Written and directed with uncharacteristic (for a budding "auteur") modesty by Erik Skybak, who has worked on other titles like Pillow Party Massacre (on camera) and Cross Hollow (as editor), Exorcism in Utero is the exact quality of a film you'd expect to go straight to VOD: amateur acting, homes used as sets, camerawork designed to hide zero set decoration. Characters talk to themselves by way of exposition. Yet, the funky dedication of EIU's actors and the narrative that keeps us wondering what happens next makes it an enjoyable experience.

In a nondescript town, a nondescript pregnant woman named Herma (Sam Bangs) moves into a nondescript house to sit while the nondescript owners, whitebread religious zealots, go on vacation. Herma is told not to go in the basement, so of course, the first thing she does is go in the basement. There she finds BDSM gear and a mysterious ring that once she puts it on won’t come off.

Herma is being spied on from a neighboring window nine-year-old boy Peter O'Neill (Leonard Hoge) who has an affinity for VHS tapes. Peter's family invites Herma over for a barbecue, during which she divulges what she's found, and creates a weird bond with Peter. The ring, meanwhile, is turning her skin gray and scaly, about which she seems unconcerned until she is completely covered. She's rotting on the outside because of what she’s carrying on the inside.

And we haven't even gotten to Father Bresson (Calvin Morie McCarthy), the exorcist with Mommy issues.

Yikes. This is a lot, and it doesn’t make much sense. It looks to have been shot over a weekend. The room walls are curiously blank; when Herma goes over to the O'Neil's, long stretches of the scenes are soundless, no talking, no music, no foley, not even ambient traffic noise. That changes later with stock ominous music, but the effect is less intentionally unsettling than the product of a miniscule budget.
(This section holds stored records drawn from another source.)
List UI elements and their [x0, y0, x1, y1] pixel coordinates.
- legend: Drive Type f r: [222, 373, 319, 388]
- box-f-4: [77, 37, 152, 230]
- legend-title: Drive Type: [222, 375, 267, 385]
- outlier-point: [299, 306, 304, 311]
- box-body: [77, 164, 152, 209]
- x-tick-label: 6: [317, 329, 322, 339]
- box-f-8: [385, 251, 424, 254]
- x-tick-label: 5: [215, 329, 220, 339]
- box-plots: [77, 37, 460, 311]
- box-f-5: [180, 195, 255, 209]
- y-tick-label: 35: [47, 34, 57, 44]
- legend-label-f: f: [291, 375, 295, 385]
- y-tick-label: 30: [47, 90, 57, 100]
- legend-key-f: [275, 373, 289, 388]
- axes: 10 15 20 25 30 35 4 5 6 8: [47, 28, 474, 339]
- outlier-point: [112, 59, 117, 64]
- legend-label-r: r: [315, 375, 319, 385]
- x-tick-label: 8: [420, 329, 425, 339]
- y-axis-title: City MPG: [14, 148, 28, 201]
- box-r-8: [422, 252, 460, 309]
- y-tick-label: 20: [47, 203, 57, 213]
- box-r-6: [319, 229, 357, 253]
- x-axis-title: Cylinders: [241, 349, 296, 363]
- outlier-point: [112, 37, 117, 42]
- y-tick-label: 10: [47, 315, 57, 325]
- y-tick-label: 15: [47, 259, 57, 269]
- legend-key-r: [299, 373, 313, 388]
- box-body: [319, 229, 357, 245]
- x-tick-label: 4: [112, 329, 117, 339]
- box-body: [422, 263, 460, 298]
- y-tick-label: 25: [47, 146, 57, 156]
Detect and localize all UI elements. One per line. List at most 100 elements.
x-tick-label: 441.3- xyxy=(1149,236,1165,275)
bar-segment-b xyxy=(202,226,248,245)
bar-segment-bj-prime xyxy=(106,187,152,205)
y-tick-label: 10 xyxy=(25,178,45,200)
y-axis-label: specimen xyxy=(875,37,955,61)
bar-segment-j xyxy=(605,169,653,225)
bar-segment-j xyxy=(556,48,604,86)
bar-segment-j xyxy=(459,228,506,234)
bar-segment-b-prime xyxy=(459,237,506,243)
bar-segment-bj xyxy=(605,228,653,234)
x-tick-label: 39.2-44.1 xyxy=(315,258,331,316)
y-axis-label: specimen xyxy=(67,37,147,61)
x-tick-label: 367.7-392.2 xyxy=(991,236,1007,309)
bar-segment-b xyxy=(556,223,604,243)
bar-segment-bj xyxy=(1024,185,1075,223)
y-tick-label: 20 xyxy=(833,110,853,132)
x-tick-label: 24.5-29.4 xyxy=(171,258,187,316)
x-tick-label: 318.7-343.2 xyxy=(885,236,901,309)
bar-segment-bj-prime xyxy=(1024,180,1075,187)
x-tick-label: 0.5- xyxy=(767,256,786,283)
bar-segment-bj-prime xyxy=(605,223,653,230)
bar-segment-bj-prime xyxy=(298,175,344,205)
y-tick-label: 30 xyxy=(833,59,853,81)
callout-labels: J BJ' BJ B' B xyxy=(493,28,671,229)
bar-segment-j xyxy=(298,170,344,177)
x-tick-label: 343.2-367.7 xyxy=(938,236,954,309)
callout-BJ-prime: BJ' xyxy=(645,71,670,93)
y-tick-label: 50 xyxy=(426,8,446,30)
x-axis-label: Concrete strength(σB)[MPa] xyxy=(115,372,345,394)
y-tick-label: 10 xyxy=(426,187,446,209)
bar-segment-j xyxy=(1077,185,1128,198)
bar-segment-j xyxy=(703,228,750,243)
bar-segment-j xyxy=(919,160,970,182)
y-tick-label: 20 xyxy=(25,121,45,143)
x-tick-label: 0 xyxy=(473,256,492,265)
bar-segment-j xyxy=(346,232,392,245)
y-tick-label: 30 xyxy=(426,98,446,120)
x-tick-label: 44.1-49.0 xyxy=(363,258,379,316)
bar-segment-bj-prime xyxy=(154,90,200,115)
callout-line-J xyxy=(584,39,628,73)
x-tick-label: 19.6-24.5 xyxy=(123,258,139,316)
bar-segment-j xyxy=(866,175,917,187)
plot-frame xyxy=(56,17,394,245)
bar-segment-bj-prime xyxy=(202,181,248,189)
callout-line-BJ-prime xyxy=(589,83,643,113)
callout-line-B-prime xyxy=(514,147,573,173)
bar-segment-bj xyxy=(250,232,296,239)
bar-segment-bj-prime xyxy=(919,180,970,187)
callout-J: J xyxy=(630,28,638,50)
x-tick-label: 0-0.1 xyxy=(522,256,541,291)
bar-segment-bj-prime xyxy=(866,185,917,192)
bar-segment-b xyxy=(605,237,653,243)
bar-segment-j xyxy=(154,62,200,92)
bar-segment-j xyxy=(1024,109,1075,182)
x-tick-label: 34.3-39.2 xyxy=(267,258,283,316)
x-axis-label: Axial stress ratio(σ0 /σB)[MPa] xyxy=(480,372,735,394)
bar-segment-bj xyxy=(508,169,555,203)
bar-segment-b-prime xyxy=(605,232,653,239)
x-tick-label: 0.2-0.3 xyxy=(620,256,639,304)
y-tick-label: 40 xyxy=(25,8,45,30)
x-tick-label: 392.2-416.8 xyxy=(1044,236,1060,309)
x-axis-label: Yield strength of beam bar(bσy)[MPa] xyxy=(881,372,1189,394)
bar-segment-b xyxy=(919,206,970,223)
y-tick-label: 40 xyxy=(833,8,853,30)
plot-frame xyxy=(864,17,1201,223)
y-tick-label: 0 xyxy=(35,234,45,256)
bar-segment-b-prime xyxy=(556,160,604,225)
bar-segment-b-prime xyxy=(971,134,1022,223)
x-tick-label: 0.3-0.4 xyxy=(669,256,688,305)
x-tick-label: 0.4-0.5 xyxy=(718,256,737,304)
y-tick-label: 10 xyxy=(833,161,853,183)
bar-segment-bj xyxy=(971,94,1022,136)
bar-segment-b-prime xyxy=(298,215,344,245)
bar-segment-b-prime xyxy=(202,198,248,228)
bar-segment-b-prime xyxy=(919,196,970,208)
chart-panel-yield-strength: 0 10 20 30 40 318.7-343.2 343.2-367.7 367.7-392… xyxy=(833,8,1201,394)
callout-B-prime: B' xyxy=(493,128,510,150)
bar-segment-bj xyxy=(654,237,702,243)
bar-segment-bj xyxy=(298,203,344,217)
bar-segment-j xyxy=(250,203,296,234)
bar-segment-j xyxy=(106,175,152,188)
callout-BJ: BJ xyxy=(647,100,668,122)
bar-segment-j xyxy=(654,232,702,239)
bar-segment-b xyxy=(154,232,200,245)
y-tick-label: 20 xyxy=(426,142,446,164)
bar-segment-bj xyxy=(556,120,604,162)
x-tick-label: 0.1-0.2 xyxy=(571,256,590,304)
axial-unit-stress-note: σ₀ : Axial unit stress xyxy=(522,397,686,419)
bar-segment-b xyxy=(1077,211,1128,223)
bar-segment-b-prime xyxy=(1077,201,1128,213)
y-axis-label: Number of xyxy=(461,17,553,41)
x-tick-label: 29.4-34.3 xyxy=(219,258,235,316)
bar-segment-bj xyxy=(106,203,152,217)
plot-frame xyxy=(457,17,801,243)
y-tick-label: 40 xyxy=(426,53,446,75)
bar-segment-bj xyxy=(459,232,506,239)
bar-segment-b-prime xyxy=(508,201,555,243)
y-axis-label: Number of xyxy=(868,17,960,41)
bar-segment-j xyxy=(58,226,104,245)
Yet, as I said, Exorcism in Utero has its own offbeat charm. The actors are all in, for better or worse, with special nod to the aforementioned principals and Stephanie Leet (Peter's mom), Allegra Sweeney (his sister), and Steve Larkin, a tattooed (?) Brit (?) who plays Peter's father. They’re all having a good time and are not self-consciously stiff like many newbie performers.

Besides, Exorcism in Utero (a title is as literal to its story as Cocaine Bear) has its directorial flourishes, including Herma's scaly transformation in a montage of mirrors revealed by wiping off bathroom mist. This is a real seat-of-your-pants production team, but at least they care.

For all this incipient horror, however, and its beserk WTF? factor, one question goes unanswered: why is it subtitled "Do Shrimps Make Good Mothers"?

Oh, I get it…


Exorcism In Utero. Directed by Erik Skybak, 2023. Released by Breaking Glass Pictures/Raptor FX Studio. 90 minutes. On digital platforms and VOD.